A Li-Cycle Holdings destaca-se como um jogador sério no setor de reciclagem de baterias de íon de lítio na América do Norte. Eles acabaram de colocar sua primeira linha principal de processamento em funcionamento na Alemanha, com outra a caminho em breve. Cada linha pode processar 10.000 toneladas por ano, e com capacidade auxiliar, essa instalação atinge 30.000 toneladas anuais — uma das maiores da Europa. O Departamento de Energia (DOE) também apoiou com um empréstimo condicional de $375 milhões para expansão na América do Norte. Isso é validação institucional na veia.
A Umicore é outro nome que vale a pena acompanhar. Eles possuem operações de reciclagem nos EUA, China, Bélgica e Alemanha, além de estarem envolvidos em catalisadores e materiais.
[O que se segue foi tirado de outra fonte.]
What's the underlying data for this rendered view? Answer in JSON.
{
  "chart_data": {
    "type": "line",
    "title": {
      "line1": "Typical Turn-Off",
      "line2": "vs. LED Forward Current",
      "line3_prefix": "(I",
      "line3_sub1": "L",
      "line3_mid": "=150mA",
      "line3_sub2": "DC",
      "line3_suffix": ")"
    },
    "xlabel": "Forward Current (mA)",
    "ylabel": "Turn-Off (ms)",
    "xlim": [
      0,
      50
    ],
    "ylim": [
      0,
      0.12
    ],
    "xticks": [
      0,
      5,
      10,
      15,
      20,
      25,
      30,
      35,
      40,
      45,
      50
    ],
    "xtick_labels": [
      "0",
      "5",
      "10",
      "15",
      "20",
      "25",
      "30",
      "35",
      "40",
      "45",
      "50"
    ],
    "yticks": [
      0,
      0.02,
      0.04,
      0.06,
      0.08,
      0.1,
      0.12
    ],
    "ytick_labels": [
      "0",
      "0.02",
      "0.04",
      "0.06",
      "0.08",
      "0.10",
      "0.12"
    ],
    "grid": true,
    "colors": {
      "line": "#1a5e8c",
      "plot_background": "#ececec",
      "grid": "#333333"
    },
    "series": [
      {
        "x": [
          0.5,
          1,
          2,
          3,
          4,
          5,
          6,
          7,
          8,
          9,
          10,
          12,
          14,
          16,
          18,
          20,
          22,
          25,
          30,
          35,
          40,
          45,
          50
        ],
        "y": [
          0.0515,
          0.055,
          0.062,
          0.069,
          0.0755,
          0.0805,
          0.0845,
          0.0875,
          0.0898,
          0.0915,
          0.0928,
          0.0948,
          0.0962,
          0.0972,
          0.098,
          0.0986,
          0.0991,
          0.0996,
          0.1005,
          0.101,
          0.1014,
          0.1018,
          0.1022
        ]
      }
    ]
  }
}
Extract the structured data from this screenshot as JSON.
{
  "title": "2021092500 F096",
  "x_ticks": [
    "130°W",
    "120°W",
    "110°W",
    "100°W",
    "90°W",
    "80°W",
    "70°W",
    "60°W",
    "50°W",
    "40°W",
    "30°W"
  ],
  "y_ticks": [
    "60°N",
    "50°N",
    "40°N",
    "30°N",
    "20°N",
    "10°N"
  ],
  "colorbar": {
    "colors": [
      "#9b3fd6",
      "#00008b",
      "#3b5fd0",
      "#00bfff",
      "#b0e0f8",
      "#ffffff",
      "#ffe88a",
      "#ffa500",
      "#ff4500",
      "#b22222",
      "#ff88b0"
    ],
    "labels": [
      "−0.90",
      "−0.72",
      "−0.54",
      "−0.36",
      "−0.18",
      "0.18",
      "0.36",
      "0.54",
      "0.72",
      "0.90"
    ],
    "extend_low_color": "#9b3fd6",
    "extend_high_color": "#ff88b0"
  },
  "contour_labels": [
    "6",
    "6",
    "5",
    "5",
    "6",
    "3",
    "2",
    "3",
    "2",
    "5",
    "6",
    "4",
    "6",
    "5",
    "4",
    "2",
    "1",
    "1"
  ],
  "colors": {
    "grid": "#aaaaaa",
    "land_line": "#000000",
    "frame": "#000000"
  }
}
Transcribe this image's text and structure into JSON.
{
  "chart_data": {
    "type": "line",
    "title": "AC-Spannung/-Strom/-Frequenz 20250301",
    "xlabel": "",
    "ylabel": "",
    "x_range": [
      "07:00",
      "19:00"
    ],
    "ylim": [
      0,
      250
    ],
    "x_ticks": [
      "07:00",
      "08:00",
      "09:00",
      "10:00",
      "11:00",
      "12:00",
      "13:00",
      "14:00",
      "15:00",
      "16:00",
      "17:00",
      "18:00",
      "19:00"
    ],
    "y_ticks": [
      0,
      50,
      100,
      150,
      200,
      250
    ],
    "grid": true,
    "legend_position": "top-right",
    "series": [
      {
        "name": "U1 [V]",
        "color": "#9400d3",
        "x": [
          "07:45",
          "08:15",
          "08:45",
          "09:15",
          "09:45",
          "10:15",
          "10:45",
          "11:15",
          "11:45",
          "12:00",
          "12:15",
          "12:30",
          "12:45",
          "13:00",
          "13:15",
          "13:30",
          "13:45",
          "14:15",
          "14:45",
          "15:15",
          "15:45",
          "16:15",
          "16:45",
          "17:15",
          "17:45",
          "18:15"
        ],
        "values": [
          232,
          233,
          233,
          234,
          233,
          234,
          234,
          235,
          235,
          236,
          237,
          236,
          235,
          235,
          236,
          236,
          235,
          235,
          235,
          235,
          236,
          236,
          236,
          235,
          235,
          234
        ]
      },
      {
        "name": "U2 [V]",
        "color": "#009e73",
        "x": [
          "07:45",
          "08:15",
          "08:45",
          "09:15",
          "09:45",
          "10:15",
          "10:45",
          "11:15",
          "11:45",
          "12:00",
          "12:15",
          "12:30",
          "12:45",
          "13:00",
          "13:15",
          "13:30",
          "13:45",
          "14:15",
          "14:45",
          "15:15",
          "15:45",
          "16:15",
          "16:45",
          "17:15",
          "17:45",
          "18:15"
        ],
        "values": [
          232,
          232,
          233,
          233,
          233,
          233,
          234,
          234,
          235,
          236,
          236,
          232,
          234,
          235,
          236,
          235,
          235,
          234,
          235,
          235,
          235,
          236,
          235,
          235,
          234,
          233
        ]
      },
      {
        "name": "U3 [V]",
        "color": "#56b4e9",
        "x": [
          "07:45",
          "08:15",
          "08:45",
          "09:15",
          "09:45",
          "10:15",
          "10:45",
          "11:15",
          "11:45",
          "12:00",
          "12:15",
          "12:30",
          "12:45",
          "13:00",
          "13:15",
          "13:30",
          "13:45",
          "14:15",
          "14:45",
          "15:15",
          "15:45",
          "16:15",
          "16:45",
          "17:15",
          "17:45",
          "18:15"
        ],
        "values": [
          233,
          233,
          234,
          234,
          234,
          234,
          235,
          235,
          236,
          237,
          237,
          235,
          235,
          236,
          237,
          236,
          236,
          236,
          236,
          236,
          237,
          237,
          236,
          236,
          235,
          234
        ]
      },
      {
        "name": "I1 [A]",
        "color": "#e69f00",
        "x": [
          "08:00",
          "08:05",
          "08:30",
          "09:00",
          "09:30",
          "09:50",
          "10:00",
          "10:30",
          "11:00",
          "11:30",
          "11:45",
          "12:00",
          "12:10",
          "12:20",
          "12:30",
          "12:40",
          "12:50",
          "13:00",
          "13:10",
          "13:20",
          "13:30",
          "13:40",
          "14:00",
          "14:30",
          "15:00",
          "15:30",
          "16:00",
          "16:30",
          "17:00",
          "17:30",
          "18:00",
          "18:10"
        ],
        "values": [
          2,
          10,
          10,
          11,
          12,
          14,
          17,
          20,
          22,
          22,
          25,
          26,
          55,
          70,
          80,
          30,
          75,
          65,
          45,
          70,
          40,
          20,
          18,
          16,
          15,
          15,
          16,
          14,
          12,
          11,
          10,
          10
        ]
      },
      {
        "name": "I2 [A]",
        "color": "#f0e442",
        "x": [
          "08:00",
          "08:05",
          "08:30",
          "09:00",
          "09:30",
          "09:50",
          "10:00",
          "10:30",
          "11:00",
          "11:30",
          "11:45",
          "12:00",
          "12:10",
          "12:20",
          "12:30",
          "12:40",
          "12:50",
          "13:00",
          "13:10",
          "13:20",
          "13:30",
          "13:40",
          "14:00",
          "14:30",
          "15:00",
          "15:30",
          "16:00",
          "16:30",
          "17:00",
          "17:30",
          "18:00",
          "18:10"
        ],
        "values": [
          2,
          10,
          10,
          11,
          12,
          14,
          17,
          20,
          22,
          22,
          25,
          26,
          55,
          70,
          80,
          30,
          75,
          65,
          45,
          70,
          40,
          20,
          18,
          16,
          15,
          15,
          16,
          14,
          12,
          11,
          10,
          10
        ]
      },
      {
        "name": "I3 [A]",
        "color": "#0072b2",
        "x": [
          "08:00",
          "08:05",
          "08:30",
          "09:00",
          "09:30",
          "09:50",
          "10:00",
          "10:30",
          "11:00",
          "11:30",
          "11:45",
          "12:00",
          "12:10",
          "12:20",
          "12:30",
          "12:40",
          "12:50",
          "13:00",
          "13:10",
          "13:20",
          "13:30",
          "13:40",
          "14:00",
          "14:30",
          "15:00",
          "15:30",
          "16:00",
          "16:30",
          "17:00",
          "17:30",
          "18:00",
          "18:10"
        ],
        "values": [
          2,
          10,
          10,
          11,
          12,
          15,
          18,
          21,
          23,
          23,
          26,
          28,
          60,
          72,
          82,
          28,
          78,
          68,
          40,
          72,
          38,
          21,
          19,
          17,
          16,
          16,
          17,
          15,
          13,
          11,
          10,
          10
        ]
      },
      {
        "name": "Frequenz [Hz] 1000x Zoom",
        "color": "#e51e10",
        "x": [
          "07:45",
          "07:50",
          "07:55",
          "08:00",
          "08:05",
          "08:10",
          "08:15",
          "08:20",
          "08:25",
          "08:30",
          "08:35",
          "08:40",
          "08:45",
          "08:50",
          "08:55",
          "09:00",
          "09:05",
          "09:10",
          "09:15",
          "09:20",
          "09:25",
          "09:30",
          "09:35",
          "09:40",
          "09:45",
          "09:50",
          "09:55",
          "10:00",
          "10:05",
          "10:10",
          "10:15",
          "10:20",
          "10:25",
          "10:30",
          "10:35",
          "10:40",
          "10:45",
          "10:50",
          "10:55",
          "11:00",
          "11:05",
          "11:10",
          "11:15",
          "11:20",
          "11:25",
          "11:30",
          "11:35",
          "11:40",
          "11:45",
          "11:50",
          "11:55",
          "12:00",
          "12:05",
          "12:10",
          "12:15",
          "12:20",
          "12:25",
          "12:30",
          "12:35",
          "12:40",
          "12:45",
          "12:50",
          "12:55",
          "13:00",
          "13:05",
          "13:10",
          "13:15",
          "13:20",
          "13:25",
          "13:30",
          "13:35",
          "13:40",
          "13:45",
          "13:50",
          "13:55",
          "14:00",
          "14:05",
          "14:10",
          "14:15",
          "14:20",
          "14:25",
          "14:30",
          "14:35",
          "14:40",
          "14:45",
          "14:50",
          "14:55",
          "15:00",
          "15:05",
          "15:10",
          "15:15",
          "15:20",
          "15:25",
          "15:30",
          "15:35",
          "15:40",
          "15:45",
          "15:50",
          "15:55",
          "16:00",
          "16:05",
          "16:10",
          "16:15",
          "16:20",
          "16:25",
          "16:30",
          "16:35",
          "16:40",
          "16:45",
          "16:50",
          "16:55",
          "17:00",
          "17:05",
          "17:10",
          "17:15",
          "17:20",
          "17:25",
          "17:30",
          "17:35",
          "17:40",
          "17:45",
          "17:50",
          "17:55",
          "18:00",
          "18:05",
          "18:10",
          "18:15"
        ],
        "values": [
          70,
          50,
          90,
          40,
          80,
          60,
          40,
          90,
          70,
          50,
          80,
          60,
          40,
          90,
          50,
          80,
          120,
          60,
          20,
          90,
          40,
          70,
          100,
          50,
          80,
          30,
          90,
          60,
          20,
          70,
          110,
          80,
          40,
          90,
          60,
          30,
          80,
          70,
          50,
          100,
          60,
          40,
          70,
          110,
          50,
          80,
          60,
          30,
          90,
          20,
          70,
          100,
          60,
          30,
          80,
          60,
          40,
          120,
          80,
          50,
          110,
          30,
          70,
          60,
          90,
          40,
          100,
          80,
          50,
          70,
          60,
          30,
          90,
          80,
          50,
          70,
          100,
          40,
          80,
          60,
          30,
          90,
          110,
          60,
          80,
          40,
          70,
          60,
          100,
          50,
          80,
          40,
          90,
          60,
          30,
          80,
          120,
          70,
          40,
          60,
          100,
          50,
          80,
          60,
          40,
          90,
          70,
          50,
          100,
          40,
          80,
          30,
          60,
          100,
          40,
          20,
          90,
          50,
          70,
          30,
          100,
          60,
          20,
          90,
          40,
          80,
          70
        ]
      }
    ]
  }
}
A reciclagem de baterias pode ser o motor de crescimento que melhora suas margens.
Depois, há a Ganfeng Lithium, uma das maiores produtoras de lítio do mundo, com operações na África, Austrália, Argentina, Irlanda e México. Eles têm construído silenciosamente uma capacidade de reciclagem de baterias junto ao seu negócio de mineração — já possuem um projeto em funcionamento na província de Jiangxi. Estão se posicionando para essa oportunidade há anos.
A American Battery Technology foi pioneira em tecnologia de reciclagem de baterias de ciclo fechado. Sua instalação em Nevada consegue processar 20.000 toneladas métricas de matéria-prima de baterias por ano, com baixas emissões e altos rendimentos. A RecycLiCo Battery Materials é uma entrada mais recente nesse mercado, trabalhando na conversão de resíduos de cátodo em precursores de bateria — mais arriscado, mas com potencial se executarem bem.
Até mesmo gigantes do consumo estão se envolvendo. A Apple anunciou que pretende usar 100% de cobalto reciclado em todas as baterias até 2025, além de elementos de terras raras reciclados em ímãs e materiais reciclados em placas de circuito. Eles já aumentaram o conteúdo de cobalto reciclado de 13% para 25% de seus produtos em apenas um ano.
A BYD adotou uma abordagem diferente — fizeram uma parceria com a Itochu em 2020 para reutilizar baterias de VE usadas como sistemas de armazenamento de energia. Eles coletam baterias de sua própria frota na China e as inspecionam para reutilização em aplicações de armazenamento em grande escala.
O quadro macro é claro: a reciclagem de baterias não é mais apenas uma política ambiental, está se tornando uma necessidade genuína na cadeia de suprimentos. À medida que a adoção de VEs acelera, essas empresas que capturam essa demanda cedo podem ver ventos favoráveis significativos. Vale a pena ficar de olho se você está pensando onde estão as verdadeiras oportunidades de crescimento nesta transição.